If you are having a hard time making your content more engaging, you should consider adding higher quality images.
3. Conversion Rates
As with any other KPI, high conversion rates alone don’t indicate that you have a profitable email funnel. However, they play an incredibly important role in the ROI of your overall funnel. If your visitors are clicking through to your offer but aren’t converting on your money page, then the earlier stages of your funnel have been wasted. This problem could be due to the following:
- Your landing page isn’t appropriate for your segmented lists. You may need to look at your segments more carefully and build better landing pages for each of them.
- Your sales copy in your email content wasn’t effective. You may need to refine your message and make sure they hit the right pain points.
- The call-to-action on your landing page wasn’t strong enough.
- You didn’t emphasize the benefits of your product on the landing page or your messages seemed contradictory.
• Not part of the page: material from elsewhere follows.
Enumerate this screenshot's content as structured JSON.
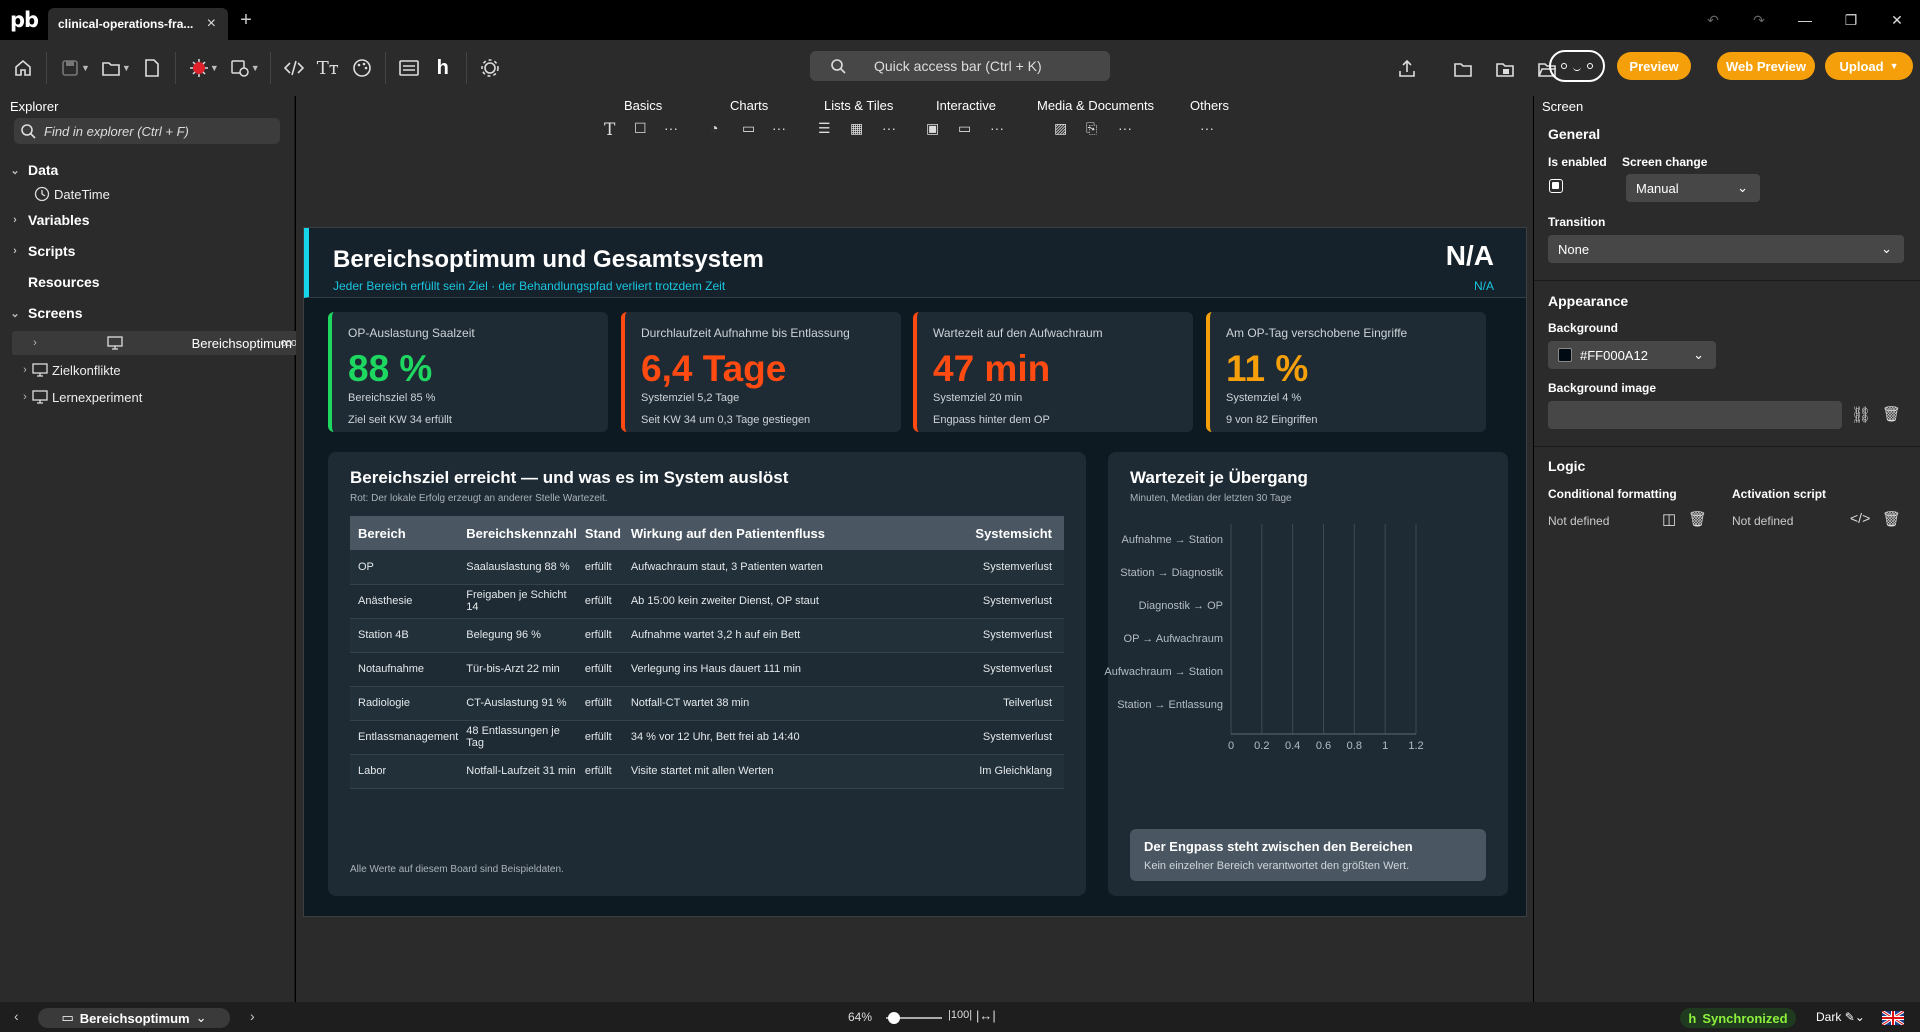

While all of these factors can have an adverse effect on your conversion rate, you probably don’t need to worry about changing your lead demographics or engagement strategy. If you are getting leads to click through to your landing page, then you probably got those aspects right with your campaign. Tools like GetResponse’s landing page creator give users the ability to create multiple versions of each landing page for A/B testing. In each test you will want to only change one aspect of the landing page to make sure the change you have made is what affected the results.
Optimizing your conversion rate is important, but it is also tricky if there are problems with other stages of your funnel. Take a hard look at your copy and CTAs on your final landing page and emails. Try split-testing variables that seem to be poorly optimized. You should be able to boost your overall ROI considerably for all segmented lists that are engaging with your content.
4. Subscriber Growth Rate
In order to build a sustainable email marketing funnel, you need to make sure that you are constantly attracting new subscribers. Your subscriber growth rate needs to be high enough to keep your list from burning out, because eventually all of your leads will either have converted or demonstrated that they aren’t interested in your offer.